Charging into the role to promote wolf reintroduction was Utah congressman Wayne Owens, a Democrat in a politically conservative state.

Owens died in 2002 at age 65, but his legacy and love for wild places and wildlife are still cherished by his family, said his son, Steve Owens, a Salt Lake City attorney.

“I have a button with a wolf on the front with red eyes that light up that says, ‘The eyes have it,’” he said. “He handed them out to members of Congress with a live wolf in a cage outside.”

Wayne Owens became enamored with wolves after taking a week-long course on wolf ecology in Yellowstone in 1986, according to the book “The Return of the Wolf to Yellowstone,” by Thomas McNamee.
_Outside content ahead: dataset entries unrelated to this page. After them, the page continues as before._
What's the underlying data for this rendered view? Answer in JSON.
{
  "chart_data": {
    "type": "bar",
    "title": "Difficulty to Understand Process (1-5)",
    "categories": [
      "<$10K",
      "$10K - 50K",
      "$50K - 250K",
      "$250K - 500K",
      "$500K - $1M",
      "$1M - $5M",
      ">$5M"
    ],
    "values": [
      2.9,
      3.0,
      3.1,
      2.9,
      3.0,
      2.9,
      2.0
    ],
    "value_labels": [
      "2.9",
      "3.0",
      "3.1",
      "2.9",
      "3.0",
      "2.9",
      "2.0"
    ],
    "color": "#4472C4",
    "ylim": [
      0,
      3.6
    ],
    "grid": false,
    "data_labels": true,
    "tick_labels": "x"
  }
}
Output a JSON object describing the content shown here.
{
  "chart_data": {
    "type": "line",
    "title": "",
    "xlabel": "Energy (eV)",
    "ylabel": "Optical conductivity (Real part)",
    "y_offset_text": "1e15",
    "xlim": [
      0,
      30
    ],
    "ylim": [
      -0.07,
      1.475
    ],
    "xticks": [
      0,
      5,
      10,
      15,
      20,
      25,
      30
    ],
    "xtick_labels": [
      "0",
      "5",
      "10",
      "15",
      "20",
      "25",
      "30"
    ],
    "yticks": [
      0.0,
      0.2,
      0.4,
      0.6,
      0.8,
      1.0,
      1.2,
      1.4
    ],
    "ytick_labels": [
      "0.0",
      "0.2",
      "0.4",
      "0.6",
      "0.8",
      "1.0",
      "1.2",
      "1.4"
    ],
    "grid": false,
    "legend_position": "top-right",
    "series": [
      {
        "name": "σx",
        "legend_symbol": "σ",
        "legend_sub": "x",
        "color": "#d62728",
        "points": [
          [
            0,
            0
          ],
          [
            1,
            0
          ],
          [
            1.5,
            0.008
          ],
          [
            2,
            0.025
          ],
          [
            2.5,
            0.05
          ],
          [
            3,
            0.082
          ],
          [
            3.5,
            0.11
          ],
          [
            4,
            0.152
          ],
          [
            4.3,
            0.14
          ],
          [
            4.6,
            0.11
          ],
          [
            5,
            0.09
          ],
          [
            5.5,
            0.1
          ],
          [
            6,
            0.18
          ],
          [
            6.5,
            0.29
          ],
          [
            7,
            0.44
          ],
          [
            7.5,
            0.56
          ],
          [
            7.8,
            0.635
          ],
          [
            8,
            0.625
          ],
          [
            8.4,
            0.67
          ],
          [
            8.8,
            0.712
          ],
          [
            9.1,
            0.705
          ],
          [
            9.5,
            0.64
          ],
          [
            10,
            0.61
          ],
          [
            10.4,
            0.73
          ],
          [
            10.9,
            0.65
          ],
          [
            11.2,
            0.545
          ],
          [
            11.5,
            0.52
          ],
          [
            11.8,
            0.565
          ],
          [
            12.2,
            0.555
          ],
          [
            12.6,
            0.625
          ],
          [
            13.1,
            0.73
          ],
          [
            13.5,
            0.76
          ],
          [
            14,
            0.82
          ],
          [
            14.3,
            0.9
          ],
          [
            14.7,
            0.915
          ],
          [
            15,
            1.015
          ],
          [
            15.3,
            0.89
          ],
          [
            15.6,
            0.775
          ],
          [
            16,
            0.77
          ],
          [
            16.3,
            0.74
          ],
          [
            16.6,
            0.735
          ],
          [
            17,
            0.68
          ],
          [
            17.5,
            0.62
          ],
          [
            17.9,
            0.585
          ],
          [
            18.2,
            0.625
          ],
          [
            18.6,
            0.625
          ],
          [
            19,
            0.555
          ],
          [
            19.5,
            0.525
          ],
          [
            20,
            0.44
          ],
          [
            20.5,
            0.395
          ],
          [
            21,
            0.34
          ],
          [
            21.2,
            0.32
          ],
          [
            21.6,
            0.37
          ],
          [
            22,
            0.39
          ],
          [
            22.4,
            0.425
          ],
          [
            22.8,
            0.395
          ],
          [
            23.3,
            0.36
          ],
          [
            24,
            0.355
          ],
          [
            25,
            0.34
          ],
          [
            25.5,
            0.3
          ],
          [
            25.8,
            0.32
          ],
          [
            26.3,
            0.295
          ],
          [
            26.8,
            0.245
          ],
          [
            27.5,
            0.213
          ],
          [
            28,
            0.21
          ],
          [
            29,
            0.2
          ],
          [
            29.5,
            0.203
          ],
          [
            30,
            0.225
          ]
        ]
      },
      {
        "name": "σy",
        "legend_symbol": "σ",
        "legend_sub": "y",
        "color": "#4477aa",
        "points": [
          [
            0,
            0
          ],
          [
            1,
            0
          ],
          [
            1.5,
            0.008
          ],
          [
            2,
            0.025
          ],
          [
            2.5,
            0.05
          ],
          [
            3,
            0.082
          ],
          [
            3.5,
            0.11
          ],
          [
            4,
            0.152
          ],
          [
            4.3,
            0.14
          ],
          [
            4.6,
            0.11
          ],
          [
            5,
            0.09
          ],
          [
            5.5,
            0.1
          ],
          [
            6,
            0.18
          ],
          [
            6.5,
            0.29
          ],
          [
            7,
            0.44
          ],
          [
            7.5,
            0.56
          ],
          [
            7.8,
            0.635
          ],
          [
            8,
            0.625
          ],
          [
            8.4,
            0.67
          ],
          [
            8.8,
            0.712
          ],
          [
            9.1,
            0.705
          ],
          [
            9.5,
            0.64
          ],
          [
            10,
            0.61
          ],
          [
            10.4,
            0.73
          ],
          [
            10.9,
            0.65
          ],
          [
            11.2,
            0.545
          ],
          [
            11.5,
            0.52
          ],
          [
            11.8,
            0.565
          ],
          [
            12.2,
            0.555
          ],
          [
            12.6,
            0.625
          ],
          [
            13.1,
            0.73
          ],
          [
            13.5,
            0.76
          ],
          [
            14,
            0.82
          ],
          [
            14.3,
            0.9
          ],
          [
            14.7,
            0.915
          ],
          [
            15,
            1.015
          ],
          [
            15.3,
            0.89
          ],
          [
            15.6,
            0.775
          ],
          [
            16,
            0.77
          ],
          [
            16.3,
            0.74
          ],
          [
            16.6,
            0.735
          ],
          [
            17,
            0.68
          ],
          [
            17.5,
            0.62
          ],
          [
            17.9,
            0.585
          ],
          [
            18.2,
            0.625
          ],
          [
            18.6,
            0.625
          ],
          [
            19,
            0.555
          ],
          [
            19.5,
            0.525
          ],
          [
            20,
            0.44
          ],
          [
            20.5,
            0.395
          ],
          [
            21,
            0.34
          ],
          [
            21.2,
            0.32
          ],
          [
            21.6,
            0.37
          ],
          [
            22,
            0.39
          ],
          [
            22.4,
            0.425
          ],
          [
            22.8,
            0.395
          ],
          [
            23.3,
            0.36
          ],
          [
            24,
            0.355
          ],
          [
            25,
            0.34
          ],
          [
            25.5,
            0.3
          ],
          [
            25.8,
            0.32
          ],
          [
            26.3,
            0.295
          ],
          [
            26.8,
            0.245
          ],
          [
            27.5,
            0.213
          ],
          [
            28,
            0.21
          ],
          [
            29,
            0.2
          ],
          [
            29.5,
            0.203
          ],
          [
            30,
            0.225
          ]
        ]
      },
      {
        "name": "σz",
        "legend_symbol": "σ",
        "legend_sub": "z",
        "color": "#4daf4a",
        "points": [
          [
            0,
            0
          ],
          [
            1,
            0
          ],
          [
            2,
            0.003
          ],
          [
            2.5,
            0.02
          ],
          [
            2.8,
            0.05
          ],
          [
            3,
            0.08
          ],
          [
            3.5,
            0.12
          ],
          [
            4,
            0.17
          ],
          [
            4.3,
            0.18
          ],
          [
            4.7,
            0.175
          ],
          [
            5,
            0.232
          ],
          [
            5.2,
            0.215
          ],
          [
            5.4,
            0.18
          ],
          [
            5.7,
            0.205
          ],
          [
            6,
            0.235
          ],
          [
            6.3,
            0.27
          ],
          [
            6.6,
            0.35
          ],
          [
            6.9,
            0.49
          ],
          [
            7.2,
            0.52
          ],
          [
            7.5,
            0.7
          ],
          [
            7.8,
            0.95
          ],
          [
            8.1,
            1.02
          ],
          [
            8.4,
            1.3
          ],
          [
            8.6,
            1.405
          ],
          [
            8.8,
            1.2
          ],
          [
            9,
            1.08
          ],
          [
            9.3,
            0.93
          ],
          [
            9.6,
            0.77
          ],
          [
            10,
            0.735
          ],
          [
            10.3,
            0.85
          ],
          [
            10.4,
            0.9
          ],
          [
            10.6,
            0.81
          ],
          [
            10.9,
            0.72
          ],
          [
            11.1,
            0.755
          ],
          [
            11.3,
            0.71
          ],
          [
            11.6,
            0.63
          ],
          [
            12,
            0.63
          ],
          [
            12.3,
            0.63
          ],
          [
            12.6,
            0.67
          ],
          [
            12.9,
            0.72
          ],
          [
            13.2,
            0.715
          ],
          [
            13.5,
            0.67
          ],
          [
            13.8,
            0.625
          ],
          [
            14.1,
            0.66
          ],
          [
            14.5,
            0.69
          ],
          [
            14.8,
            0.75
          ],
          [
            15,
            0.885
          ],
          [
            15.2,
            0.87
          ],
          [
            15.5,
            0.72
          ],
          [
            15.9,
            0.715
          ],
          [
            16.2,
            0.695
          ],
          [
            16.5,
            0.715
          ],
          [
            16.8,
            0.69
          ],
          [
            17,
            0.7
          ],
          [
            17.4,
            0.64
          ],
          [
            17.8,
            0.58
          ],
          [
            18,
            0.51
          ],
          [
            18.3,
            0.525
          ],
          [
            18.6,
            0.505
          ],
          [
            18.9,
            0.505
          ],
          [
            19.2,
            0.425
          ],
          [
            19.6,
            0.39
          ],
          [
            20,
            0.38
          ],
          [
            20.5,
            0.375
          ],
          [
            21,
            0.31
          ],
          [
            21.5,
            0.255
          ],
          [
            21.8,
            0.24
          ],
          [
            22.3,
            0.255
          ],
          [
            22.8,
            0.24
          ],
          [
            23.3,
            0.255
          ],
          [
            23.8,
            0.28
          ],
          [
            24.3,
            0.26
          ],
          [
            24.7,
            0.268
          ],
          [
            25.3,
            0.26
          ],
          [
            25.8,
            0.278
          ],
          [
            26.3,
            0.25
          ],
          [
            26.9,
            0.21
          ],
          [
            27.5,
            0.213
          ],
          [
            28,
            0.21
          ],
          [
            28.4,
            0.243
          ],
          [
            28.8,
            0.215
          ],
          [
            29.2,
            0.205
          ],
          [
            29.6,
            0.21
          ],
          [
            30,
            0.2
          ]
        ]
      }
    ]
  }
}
In 1987 Owens introduced the first bill calling for the release of wolves in Yellowstone. Although the bill failed, he kept pushing, ending one speech by howling.

In a 1993 Deseret News article, Wayne Owens said he decided to pursue wolf reintroduction after one of his sons questioned why congressmen in the states surrounding Yellowstone could stop the park managers from pursuing the task. Wayne Owens told the newspaper, “There was no answer except, ‘That’s politics.’ And that wasn’t good enough.”

His advocacy for wolf reintroduction could have played a role in his later defeat when running for Senate, yet his support for the animals never wavered.

“We all have a tremendous love and respect for nature and wild things,” Steve Owens said of his family.

Utah, on the other hand, remains largely anti-wolf, a fact that bothers him. He called the authorization of state funds to lobby the federal government to not reintroduce wolves “utterly offensive,” a sentiment his father would have shared.

“He said we should take the best 10 percent of lands and reserve it,” Steve Owens said. “He said we should tithe the lands for God.”